The United States and its allies hope Pyongyang tones down its inflammatory language, but the US military is prepared for any possibility, Hagel said.
"North Korea ...with its bellicose rhetoric, its actions, has been skating very close to a dangerous line," the Pentagon chief said.
"Our country is fully prepared to deal with any contingency, any action that North Korea may take or any provocation that they may instigate," Hagel added.
The US military's top officer, General Martin Dempsey, told the same press conference that he could not publicly comment on intelligence estimates as to how close North Korea was to placing a nuclear warhead on a missile.
But the chairman of the US Joint Chiefs of Staff said the United States military was ready for the "worst case" scenario.
"They have conducted two nuclear tests.

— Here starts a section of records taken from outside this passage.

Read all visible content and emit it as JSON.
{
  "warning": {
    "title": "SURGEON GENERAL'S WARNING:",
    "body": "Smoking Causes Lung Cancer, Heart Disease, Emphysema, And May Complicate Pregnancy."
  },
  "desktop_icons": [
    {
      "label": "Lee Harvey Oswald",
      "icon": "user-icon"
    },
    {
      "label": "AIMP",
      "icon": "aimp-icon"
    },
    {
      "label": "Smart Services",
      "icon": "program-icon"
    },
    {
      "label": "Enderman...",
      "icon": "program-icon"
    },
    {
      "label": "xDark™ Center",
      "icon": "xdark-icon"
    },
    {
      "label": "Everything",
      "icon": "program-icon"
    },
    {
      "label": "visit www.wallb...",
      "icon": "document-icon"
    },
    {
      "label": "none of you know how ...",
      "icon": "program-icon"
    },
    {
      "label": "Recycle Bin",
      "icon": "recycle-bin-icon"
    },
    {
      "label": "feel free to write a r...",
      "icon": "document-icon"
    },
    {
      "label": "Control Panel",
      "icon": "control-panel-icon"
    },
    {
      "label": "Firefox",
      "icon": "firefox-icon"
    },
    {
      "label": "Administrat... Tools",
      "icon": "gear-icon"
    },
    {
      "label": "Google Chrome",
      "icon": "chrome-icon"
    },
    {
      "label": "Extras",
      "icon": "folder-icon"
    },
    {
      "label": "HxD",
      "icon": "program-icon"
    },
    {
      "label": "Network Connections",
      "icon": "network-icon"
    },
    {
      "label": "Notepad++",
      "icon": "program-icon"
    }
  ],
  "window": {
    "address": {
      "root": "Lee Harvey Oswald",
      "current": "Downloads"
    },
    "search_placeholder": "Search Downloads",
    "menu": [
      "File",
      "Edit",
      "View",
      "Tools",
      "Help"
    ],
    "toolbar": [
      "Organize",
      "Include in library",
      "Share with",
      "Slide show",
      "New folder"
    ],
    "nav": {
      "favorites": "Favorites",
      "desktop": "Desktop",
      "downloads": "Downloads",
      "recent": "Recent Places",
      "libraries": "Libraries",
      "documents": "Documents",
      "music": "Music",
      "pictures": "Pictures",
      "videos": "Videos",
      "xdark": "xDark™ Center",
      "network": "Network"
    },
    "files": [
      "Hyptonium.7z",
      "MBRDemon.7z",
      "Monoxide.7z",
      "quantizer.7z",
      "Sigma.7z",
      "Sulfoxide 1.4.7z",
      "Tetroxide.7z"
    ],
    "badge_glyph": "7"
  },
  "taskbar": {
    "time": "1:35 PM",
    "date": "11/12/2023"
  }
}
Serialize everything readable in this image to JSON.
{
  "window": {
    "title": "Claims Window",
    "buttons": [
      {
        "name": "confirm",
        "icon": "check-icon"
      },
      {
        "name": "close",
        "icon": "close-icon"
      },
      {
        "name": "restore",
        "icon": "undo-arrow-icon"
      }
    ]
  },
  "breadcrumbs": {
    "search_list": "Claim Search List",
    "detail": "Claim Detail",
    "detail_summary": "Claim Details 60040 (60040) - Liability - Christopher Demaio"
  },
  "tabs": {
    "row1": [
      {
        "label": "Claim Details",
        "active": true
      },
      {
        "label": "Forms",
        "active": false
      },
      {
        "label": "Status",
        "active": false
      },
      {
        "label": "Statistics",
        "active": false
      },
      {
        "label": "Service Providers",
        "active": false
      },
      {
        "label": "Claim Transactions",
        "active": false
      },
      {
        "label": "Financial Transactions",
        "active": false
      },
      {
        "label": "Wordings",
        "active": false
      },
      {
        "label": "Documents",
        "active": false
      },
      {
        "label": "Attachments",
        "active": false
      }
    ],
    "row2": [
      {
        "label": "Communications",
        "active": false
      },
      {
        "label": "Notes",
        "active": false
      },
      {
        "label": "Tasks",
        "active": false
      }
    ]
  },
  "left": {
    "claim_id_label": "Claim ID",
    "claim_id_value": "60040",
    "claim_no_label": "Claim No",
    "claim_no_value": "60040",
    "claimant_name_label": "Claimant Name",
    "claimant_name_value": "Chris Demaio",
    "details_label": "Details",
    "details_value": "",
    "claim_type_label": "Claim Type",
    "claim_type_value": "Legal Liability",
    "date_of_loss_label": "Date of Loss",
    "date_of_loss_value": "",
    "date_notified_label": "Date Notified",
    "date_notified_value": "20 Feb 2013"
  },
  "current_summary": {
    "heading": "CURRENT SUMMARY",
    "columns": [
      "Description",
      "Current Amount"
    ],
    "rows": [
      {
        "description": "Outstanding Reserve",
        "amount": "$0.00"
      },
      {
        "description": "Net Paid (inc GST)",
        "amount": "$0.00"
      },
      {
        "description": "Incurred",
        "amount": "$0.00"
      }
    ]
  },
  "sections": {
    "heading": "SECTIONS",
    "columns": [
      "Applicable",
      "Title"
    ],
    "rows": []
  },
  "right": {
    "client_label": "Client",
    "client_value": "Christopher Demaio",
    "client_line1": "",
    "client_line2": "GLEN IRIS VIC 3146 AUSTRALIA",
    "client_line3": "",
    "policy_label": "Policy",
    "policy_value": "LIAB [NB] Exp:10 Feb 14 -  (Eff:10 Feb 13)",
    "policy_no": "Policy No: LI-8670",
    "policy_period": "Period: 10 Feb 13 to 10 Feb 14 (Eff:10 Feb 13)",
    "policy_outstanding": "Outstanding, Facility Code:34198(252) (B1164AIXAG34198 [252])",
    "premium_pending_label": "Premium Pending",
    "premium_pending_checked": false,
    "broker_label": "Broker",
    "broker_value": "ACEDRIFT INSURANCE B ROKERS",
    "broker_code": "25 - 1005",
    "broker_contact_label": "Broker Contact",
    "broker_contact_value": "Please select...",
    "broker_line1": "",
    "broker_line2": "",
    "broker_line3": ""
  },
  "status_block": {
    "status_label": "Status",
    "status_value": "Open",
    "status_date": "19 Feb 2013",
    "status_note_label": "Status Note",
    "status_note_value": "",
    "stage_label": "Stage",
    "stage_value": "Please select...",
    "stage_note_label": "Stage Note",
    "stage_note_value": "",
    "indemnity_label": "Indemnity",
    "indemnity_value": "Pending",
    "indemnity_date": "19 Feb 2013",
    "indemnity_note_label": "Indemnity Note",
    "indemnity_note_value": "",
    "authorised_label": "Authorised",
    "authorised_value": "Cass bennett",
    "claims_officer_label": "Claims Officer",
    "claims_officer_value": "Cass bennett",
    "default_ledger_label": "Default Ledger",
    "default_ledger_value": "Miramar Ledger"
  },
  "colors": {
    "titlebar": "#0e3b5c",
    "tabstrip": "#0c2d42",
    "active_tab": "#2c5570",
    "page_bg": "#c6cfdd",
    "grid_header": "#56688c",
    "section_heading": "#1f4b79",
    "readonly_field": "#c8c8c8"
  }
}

They have conducted several successful missile launches," Dempsey said.
"And in the absence of concrete evidence to the contrary, we have to assume the worst case, and that's why we're postured as we are today," the four-star general added.
The military has deployed US naval ships in the region capable of shooting down incoming missiles and staged a show of force with bomber aircraft in a bid to deter North Korea from launching any attack.
Hagel's comments came amid widespread speculation North Korea is poised for a missile launch in defiance of UN Security Council resolutions.
The head of US Pacific Command, Admiral Samuel Locklear, told senators Tuesday that he favored shooting down a North Korean missile only if it threatened the United States or Washington's allies in the region.
Locklear, however, said he was confident the US military would be able to detect quickly where any missile was headed.
At budget briefings at the Pentagon on Wednesday, senior officials said automatic cuts adopted by Congress were worrying but would not affect the combat readiness of US troops or air squadrons in or near South Korea.
"I don't want to suggest to the North Koreans they have a free pass here," said comptroller Robert Hale, who oversees Defense Department finances.
"We will protect the readiness of the forces on the Korean peninsula and any that are deployed."